Again, you seem to be arguing from the position of belief:  The F.D.A.
should be eliminated because the F.D.A. should be eliminated.  I did
admit that it has serious problems, but I don't see why you do not
believe that they can be fixed.

The nations in which the drugs are already available-- which I would note
are by and large more socialist than the U.S.A.-- do, in fact, have their
own regulatory agencies.  What I was proposing was to modify the F.D.A.
into an agency similar to theirs.  

>ahead and vote Democrat. You 
>have lots of company. Keep in mind that all the problems that exist in
the U.S. were created >by Republicans and 
>Democrats...not Libertarians.

I am very firmly of the opinion that the nation does need changes, and
that we do need more choices.  Unfortunately, that would seem to be
possible only in the long term.  The topic here, as near as I can tell,
was and is the 2004 Presidential election.  (On a more local, State level
I have voted for Democrat, Republicans, Libertarians, Greens, and others,
all depending upon whom I thought was the best candidate.)
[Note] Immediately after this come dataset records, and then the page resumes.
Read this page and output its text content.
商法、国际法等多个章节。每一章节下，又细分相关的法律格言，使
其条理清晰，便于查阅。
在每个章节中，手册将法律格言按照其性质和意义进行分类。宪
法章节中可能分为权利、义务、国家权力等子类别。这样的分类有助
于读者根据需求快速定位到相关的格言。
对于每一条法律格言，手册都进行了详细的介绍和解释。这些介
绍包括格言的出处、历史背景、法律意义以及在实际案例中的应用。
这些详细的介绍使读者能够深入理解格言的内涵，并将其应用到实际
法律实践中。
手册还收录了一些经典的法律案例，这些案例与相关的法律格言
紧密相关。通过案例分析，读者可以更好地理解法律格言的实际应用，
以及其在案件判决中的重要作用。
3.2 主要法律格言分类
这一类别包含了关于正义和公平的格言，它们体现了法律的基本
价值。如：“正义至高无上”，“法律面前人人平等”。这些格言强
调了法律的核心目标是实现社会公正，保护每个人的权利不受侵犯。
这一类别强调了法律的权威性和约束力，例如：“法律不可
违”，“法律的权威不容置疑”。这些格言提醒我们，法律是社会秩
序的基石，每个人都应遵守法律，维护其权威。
BTW, I am still unclear on how you would fight a war in the Middle East
without taxes funding the military.  Are you conceding that taxes are
necessary for a national military?


Brian A. Stewart-- Madison, Wisconsin, U.S.A.
"To announce that there must be no criticism of the President, or that we
are to stand by the President right or wrong, is not only unpatriotic and
servile, but morally treasonable to the American public."